Taxes Not Popular in Pennsylvania

Shocker! (Not really). A new Gallup poll finds that the majority of Pennsylvanians—58 percent—think state taxes are too high.

Pennsylvania’s polling falls right in line based on our tax burden. Pennsylvanians pay $4,374 in state and local taxes per person, or 10.3 percent of income, ranking 10th highest in the nation, according to the Tax Foundation.
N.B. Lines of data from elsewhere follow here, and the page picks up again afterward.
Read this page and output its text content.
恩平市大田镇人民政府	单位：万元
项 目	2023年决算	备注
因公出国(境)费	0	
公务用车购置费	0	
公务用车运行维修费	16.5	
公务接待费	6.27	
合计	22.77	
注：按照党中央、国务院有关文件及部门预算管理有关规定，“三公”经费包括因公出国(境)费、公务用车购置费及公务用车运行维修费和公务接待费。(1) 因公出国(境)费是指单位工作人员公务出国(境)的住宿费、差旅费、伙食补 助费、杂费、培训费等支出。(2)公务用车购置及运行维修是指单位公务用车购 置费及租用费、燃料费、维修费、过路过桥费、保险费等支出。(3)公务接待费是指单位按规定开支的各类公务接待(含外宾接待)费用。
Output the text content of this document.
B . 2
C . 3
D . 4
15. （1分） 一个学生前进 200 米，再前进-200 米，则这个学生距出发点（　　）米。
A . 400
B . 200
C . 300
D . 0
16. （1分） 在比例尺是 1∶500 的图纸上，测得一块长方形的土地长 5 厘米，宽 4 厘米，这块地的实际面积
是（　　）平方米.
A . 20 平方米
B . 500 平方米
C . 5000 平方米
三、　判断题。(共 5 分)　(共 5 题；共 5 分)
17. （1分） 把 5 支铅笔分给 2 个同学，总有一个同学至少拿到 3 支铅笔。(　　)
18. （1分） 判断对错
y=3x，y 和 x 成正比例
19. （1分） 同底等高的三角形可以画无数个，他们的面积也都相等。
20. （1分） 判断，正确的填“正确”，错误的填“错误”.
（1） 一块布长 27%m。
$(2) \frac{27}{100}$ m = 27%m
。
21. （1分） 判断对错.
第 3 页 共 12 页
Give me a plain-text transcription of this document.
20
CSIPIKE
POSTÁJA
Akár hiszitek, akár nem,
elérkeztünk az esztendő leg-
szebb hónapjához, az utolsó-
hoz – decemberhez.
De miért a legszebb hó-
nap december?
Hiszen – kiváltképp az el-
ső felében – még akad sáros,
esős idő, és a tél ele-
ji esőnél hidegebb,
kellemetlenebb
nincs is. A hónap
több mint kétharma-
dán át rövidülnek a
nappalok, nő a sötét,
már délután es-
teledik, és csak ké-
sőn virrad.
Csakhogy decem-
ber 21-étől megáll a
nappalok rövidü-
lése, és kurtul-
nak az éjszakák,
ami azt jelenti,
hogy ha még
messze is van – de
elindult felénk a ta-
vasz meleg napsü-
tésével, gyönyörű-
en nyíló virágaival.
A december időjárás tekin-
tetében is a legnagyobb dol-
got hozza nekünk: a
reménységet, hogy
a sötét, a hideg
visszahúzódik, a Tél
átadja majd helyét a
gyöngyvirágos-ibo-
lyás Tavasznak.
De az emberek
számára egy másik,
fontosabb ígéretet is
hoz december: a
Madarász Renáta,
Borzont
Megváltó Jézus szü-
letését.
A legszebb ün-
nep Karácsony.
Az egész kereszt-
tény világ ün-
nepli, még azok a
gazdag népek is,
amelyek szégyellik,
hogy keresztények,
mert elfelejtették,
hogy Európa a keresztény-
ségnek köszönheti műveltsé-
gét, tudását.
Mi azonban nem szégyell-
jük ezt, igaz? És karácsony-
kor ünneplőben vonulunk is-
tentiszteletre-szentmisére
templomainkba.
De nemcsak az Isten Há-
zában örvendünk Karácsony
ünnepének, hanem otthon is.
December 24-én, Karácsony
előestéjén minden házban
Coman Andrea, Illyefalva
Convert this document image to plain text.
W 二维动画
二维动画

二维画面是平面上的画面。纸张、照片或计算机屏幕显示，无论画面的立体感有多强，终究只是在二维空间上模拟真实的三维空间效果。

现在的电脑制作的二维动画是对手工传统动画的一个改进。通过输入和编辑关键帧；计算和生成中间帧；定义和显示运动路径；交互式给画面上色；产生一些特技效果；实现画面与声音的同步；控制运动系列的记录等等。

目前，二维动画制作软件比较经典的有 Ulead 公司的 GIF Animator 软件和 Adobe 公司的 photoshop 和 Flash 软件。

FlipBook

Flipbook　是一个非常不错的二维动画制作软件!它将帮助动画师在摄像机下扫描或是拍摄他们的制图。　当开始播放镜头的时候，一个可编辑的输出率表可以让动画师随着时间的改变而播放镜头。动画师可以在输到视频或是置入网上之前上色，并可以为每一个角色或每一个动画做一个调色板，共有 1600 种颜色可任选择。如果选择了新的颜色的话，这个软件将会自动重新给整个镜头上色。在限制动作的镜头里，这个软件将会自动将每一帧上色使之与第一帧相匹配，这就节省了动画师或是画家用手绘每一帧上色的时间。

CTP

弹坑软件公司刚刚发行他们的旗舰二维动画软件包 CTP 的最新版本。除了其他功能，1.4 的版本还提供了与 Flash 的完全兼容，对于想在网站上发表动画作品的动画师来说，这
Of course, some of our neighbors—New York, New Jersey, and Maryland—have a higher tax burden. Not coincidently, more voters in those states (77 percent in New York and New Jersey, and 67 percent in Maryland) feel their taxes are too high.

So what? 

Well, people move with their feet—and Pennsylvania certainly benefits from having high tax neighbors. IRS data shows that from 1993-2010 the Keystone State gained 104,000 taxpayers on net—and a whopping $7.9 billion in net income—in moves from New York, New Jersey, and Maryland.

Unfortunately, we lost almost 310,000 taxpayers in net migration to the other 47 states (and D.C.) in that time. The cost: $18.7 billion in net income lost to those states via migration.

Lawmakers should worry that Pennsylvania voters think taxes are too high, because they tend to move to states with better tax climates, taking their money with them and leaving the rest of us poorer.